Monitor IO performance, free, PS commands and Netstat commands, grab kit Tools Tcpdump,tshark

Source: Internet
Author: User

I. Monitoring IO performance
Iostat-x Focus on%util
Iotop to see which process is reading and writing

Ii. free command (view memory usage)
-M
-H
-G
Buff buffer (CPU processed data > memory (Buff) > Disk)
Cache caching (Disk > Memory (cache) >CPU processing data)
Formula: Total= used + Free +buff/cache
Avaliable contains free and buffer/cache remaining parts
How my swap is all 0.

PS Command (view system process)
PS aux all the processes in the system are listed in snapshot form
PS aux |grep process name (view an Access process)

Kill a process: kill +pid
Each process has a directory: Ls-l/proc/(505) PID
STAT section Description (focus on understanding)
D: A process that cannot be interrupted
Process of R:run State
S:sleep process
T: Paused process (Ctrl +z pause FG Recovery)
Z: Zombie Process
<: high-priority processes
N: Low-priority process
s (small s): main process
L: Multithreaded Process
+: Foreground process

Iv. netstat View network status
NETSTAT-LNP viewing the Listening port,
Netstat-an View TCP/IP status (extended TCP/IP three-time handshake, four waves)
NETSTAT-LNTP only look at TCP, not including sockets
Ss-an and Netstat same usage
Netstat-an |awk '/^tcp/{++sta[$NF]} END {for (key in STA) print key, "\ T", Sta[key]} ' can view all states
(if the established is large, the system is busy, usually within 1000)
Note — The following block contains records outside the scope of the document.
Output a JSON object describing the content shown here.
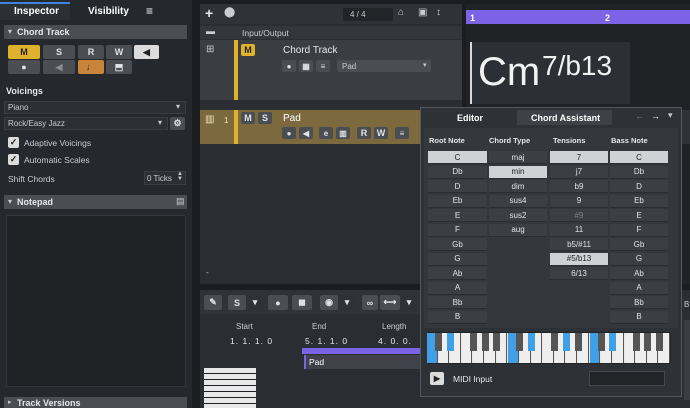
{
  "inspector": {
    "tab": "Inspector",
    "tab2": "Visibility",
    "menu": "≡",
    "section": "Chord Track",
    "m": "M",
    "s": "S",
    "r": "R",
    "w": "W",
    "voicings": "Voicings",
    "voicing": "Piano",
    "style": "Rock/Easy Jazz",
    "adaptive": "Adaptive Voicings",
    "auto": "Automatic Scales",
    "shift": "Shift Chords",
    "ticks": "0 Ticks",
    "notepad": "Notepad",
    "track_versions": "Track Versions"
  },
  "toolbar": {
    "counter": "4 / 4"
  },
  "tracks": {
    "folder": "Input/Output",
    "chord": {
      "name": "Chord Track",
      "m": "M",
      "output": "Pad"
    },
    "pad": {
      "num": "1",
      "m": "M",
      "s": "S",
      "name": "Pad",
      "r": "R",
      "w": "W"
    }
  },
  "arrange": {
    "bar1": "1",
    "bar2": "2",
    "chord": "Cm",
    "ext": "7/b13"
  },
  "editor_tabs": {
    "tab1": "Editor",
    "tab2": "Chord Assistant"
  },
  "editor": {
    "h_root": "Root Note",
    "h_type": "Chord Type",
    "h_tens": "Tensions",
    "h_bass": "Bass Note",
    "root": [
      "C",
      "Db",
      "D",
      "Eb",
      "E",
      "F",
      "Gb",
      "G",
      "Ab",
      "A",
      "Bb",
      "B"
    ],
    "types": [
      "maj",
      "min",
      "dim",
      "sus4",
      "sus2",
      "aug"
    ],
    "tensions": [
      "7",
      "j7",
      "b9",
      "9",
      "#9",
      "11",
      "b5/#11",
      "#5/b13",
      "6/13"
    ],
    "bass": [
      "C",
      "Db",
      "D",
      "Eb",
      "E",
      "F",
      "Gb",
      "G",
      "Ab",
      "A",
      "Bb",
      "B"
    ],
    "midi": "MIDI Input"
  },
  "lower": {
    "start": "Start",
    "end": "End",
    "length": "Length",
    "v_start": "1. 1. 1. 0",
    "v_end": "5. 1. 1. 0",
    "v_len": "4. 0. 0.",
    "part": "Pad"
  },
  "colors": {
    "accent": "#7b63e6",
    "yellow": "#e0b12a",
    "blue": "#3fa0e8"
  }
}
Five, Linux under Grab Bag (tcpdump)
Tcpdump-nn the first n means that the IP is displayed in digital form, if the hostname is not displayed,
Look at the flow of data.
Usually TCP, if you see a packet of UDP can be attacked. (DDOS UDP flood flood attack, if you encounter this can only access professional anti-attack equipment (Chuang Yu company did a good job?) )
TCPDUMP-NN Prot 80 Specifies that only 80 ports are caught
Tcpdump-nn-i eth0 No port 80 In addition to 80 ports
Cpdump-i eth0-nn Prot and host 192.168.1.1 Catch ip192.168.1.100 80-Port Package

cpdump -nn -i eth0 -c 1001 -w /tmp/1.cap 只抓100 个包并存在/tmp目录下用file 1.cap 大概在内容,不可以用cat打开

To see if you want to use Tcpdump-r 1.cap

2, Tshark grasping the bag tool
1. Installation: Yum install-y Wireshark
2, Tshark-n-T a-r http.request-t fields-e "Frame.time"-E "ip.src"-E "http.host"-E "Http.request.method"-E "http.re Quest.uri "
Use this command to view a case where you specify a network adapter 80 port for Web Access, and you need to remember!

Monitor IO performance, free, PS commands and Netstat commands, grab kit Tools Tcpdump,tshark

Related Article

Contact Us

The content source of this page is from Internet, which doesn't represent Alibaba Cloud's opinion; products and services mentioned on that page don't have any relationship with Alibaba Cloud. If the content of the page makes you feel confusing, please write us an email, we will handle the problem within 5 days after receiving your email.

If you find any instances of plagiarism from the community, please send an email to: info-contact@alibabacloud.com and provide relevant evidence. A staff member will contact you within 5 working days.

A Free Trial That Lets You Build Big!

Start building with 50+ products and up to 12 months usage for Elastic Compute Service

  • Sales Support

    1 on 1 presale consultation

  • After-Sales Support

    24/7 Technical Support 6 Free Tickets per Quarter Faster Response

  • Alibaba Cloud offers highly flexible support services tailored to meet your exact needs.